In the old days there were quite a few mortal sins that a priest could commit while saying Mass if he willingly altered the structure of the Mass. It used to seem absurd to me that the rubrics were that important. I have had my mind changed in my old age. After seeing enough clergy skipping down the aisles distributing Easter eggs, or wearing clown makeup or dressed as Barney the Purple Dinosaur, I understand that the prohibitions were aimed at clerical narcissism. They were not simply medieval taboos.

You said that the 8 am Mass was your Mass. I understand what you mean. It is your custom. However a priest who decides that the Liturgy of the Church is “his” to play with as he pleases does commit a very grave sin. The Mass is unfortunately a wonderful stage for those who fancy themselves actors.

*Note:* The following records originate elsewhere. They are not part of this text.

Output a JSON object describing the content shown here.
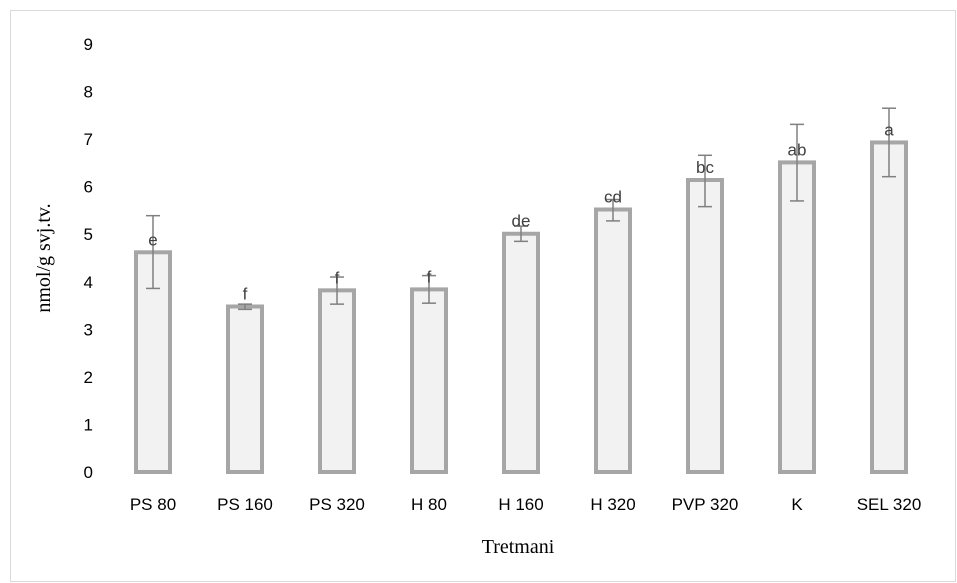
{
  "chart_data": {
    "type": "bar",
    "title": "",
    "xlabel": "Tretmani",
    "ylabel": "nmol/g svj.tv.",
    "ylim": [
      0,
      9
    ],
    "yticks": [
      "0",
      "1",
      "2",
      "3",
      "4",
      "5",
      "6",
      "7",
      "8",
      "9"
    ],
    "grid": false,
    "legend": "none",
    "categories": [
      "PS 80",
      "PS 160",
      "PS 320",
      "H 80",
      "H 160",
      "H 320",
      "PVP 320",
      "K",
      "SEL 320"
    ],
    "values": [
      4.62,
      3.48,
      3.82,
      3.84,
      5.01,
      5.52,
      6.14,
      6.51,
      6.93
    ],
    "error_low": [
      3.86,
      3.42,
      3.53,
      3.55,
      4.85,
      5.28,
      5.58,
      5.7,
      6.21
    ],
    "error_high": [
      5.39,
      3.53,
      4.1,
      4.13,
      5.17,
      5.73,
      6.66,
      7.31,
      7.65
    ],
    "significance_labels": [
      "e",
      "f",
      "f",
      "f",
      "de",
      "cd",
      "bc",
      "ab",
      "a"
    ],
    "colors": {
      "bar_fill": "#f2f2f2",
      "bar_stroke": "#a6a6a6",
      "error_bar": "#808080"
    }
  }
}
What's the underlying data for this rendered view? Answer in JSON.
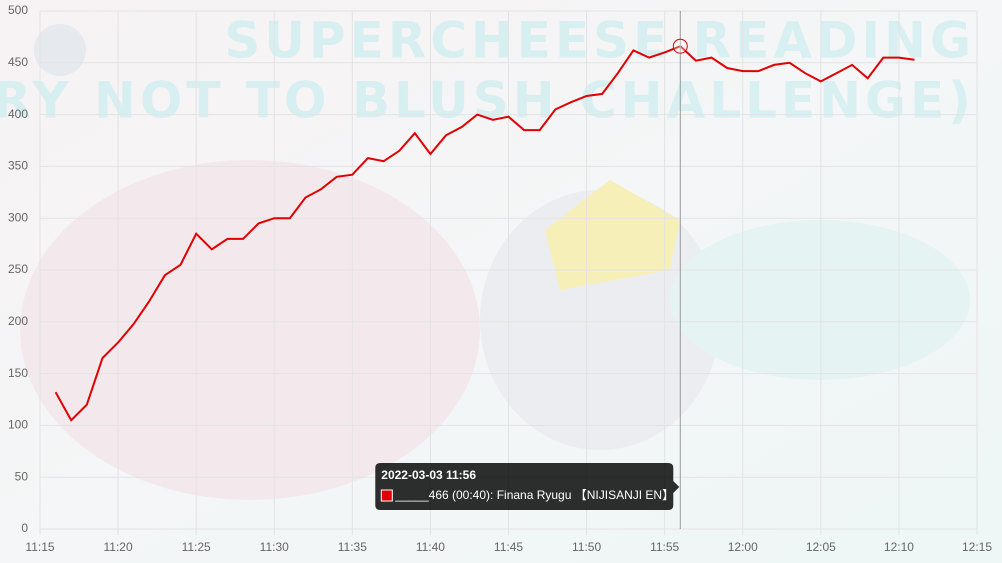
{
  "chart_data": {
    "type": "line",
    "background_text": [
      "SUPERCHEESE READING",
      "(TRY NOT TO BLUSH CHALLENGE)"
    ],
    "x": [
      "11:16",
      "11:17",
      "11:18",
      "11:19",
      "11:20",
      "11:21",
      "11:22",
      "11:23",
      "11:24",
      "11:25",
      "11:26",
      "11:27",
      "11:28",
      "11:29",
      "11:30",
      "11:31",
      "11:32",
      "11:33",
      "11:34",
      "11:35",
      "11:36",
      "11:37",
      "11:38",
      "11:39",
      "11:40",
      "11:41",
      "11:42",
      "11:43",
      "11:44",
      "11:45",
      "11:46",
      "11:47",
      "11:48",
      "11:49",
      "11:50",
      "11:51",
      "11:52",
      "11:53",
      "11:54",
      "11:55",
      "11:56",
      "11:57",
      "11:58",
      "11:59",
      "12:00",
      "12:01",
      "12:02",
      "12:03",
      "12:04",
      "12:05",
      "12:06",
      "12:07",
      "12:08",
      "12:09",
      "12:10",
      "12:11"
    ],
    "series": [
      {
        "color": "#e00000",
        "values": [
          132,
          105,
          120,
          165,
          180,
          198,
          220,
          245,
          255,
          285,
          270,
          280,
          280,
          295,
          300,
          300,
          320,
          328,
          340,
          342,
          358,
          355,
          365,
          382,
          362,
          380,
          388,
          400,
          395,
          398,
          385,
          385,
          405,
          412,
          418,
          420,
          440,
          462,
          455,
          460,
          466,
          452,
          455,
          445,
          442,
          442,
          448,
          450,
          440,
          432,
          440,
          448,
          435,
          455,
          455,
          453
        ]
      }
    ],
    "xlim": [
      "11:15",
      "12:15"
    ],
    "xticks": [
      "11:15",
      "11:20",
      "11:25",
      "11:30",
      "11:35",
      "11:40",
      "11:45",
      "11:50",
      "11:55",
      "12:00",
      "12:05",
      "12:10",
      "12:15"
    ],
    "ylim": [
      0,
      500
    ],
    "yticks": [
      0,
      50,
      100,
      150,
      200,
      250,
      300,
      350,
      400,
      450,
      500
    ],
    "grid": true,
    "tooltip": {
      "title": "2022-03-03 11:56",
      "text": "_____466 (00:40): Finana Ryugu 【NIJISANJI EN】"
    }
  }
}
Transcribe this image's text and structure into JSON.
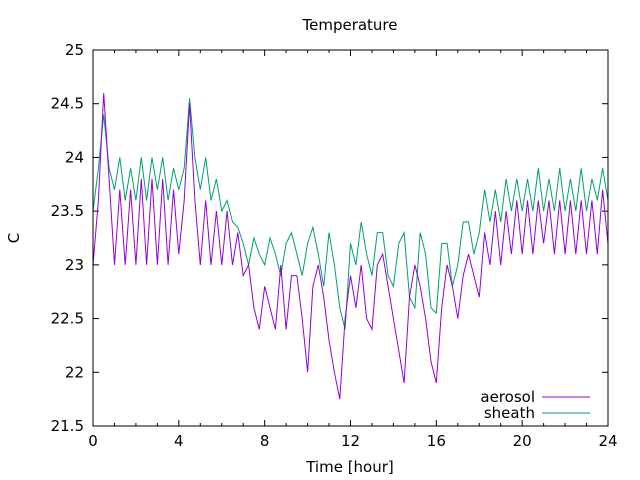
{
  "chart_data": {
    "type": "line",
    "title": "Temperature",
    "xlabel": "Time [hour]",
    "ylabel": "C",
    "xlim": [
      0,
      24
    ],
    "ylim": [
      21.5,
      25
    ],
    "xticks": [
      "0",
      "4",
      "8",
      "12",
      "16",
      "20",
      "24"
    ],
    "xtick_values": [
      0,
      4,
      8,
      12,
      16,
      20,
      24
    ],
    "yticks": [
      "21.5",
      "22",
      "22.5",
      "23",
      "23.5",
      "24",
      "24.5",
      "25"
    ],
    "ytick_values": [
      21.5,
      22,
      22.5,
      23,
      23.5,
      24,
      24.5,
      25
    ],
    "grid": false,
    "legend_position": "bottom-right",
    "x_start": 0,
    "x_step": 0.25,
    "series": [
      {
        "name": "aerosol",
        "color": "#9400d3",
        "values": [
          23.0,
          23.6,
          24.6,
          23.8,
          23.0,
          23.7,
          23.0,
          23.7,
          23.0,
          23.8,
          23.0,
          23.8,
          23.0,
          23.8,
          23.0,
          23.7,
          23.1,
          23.6,
          24.5,
          23.6,
          23.0,
          23.6,
          23.0,
          23.5,
          23.0,
          23.5,
          23.0,
          23.3,
          22.9,
          23.0,
          22.6,
          22.4,
          22.8,
          22.6,
          22.4,
          23.0,
          22.4,
          22.9,
          22.9,
          22.5,
          22.0,
          22.8,
          23.0,
          22.7,
          22.3,
          22.0,
          21.75,
          22.5,
          22.9,
          22.6,
          23.0,
          22.5,
          22.4,
          23.0,
          23.1,
          22.8,
          22.5,
          22.2,
          21.9,
          22.7,
          23.0,
          22.8,
          22.5,
          22.1,
          21.9,
          22.6,
          23.0,
          22.8,
          22.5,
          22.9,
          23.1,
          22.9,
          22.7,
          23.3,
          23.0,
          23.5,
          23.0,
          23.5,
          23.1,
          23.6,
          23.1,
          23.6,
          23.1,
          23.6,
          23.2,
          23.6,
          23.1,
          23.6,
          23.1,
          23.6,
          23.1,
          23.6,
          23.1,
          23.6,
          23.1,
          23.7,
          23.2
        ]
      },
      {
        "name": "sheath",
        "color": "#009e73",
        "values": [
          23.5,
          23.9,
          24.4,
          23.9,
          23.7,
          24.0,
          23.6,
          23.9,
          23.6,
          24.0,
          23.6,
          24.0,
          23.7,
          24.0,
          23.6,
          23.9,
          23.7,
          23.9,
          24.55,
          24.0,
          23.7,
          24.0,
          23.6,
          23.8,
          23.5,
          23.6,
          23.4,
          23.35,
          23.2,
          23.0,
          23.25,
          23.1,
          23.0,
          23.25,
          23.1,
          22.9,
          23.2,
          23.3,
          23.1,
          22.9,
          23.2,
          23.35,
          23.1,
          22.8,
          23.3,
          23.0,
          22.6,
          22.4,
          23.2,
          23.0,
          23.4,
          23.1,
          22.9,
          23.3,
          23.3,
          22.9,
          22.8,
          23.2,
          23.3,
          22.7,
          22.6,
          23.3,
          23.1,
          22.6,
          22.55,
          23.2,
          23.2,
          22.8,
          23.0,
          23.4,
          23.4,
          23.1,
          23.3,
          23.7,
          23.4,
          23.7,
          23.4,
          23.8,
          23.5,
          23.8,
          23.5,
          23.8,
          23.5,
          23.9,
          23.5,
          23.8,
          23.5,
          23.9,
          23.5,
          23.8,
          23.5,
          23.9,
          23.5,
          23.8,
          23.6,
          23.9,
          23.6
        ]
      }
    ]
  }
}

The Mass is no one’s property except the Lord’s and the celebrant is nothing more than the servant of the Lord and of His bride, the Church. To personalize the Mass excessively is to take what belongs to the Lord for one own self expression and even aggrandizement. Perhaps it is a good thing that the priest occasionally turns to the Lord with the people whose servant he is and of whom he is just a part by virtue of his Baptism. Perhaps by turning away from the people and facing the Lord with them, the celebrant will remember that he is not the center of the Mass. It is the Lord who is the object of adoration as Pope Francis has reminded us.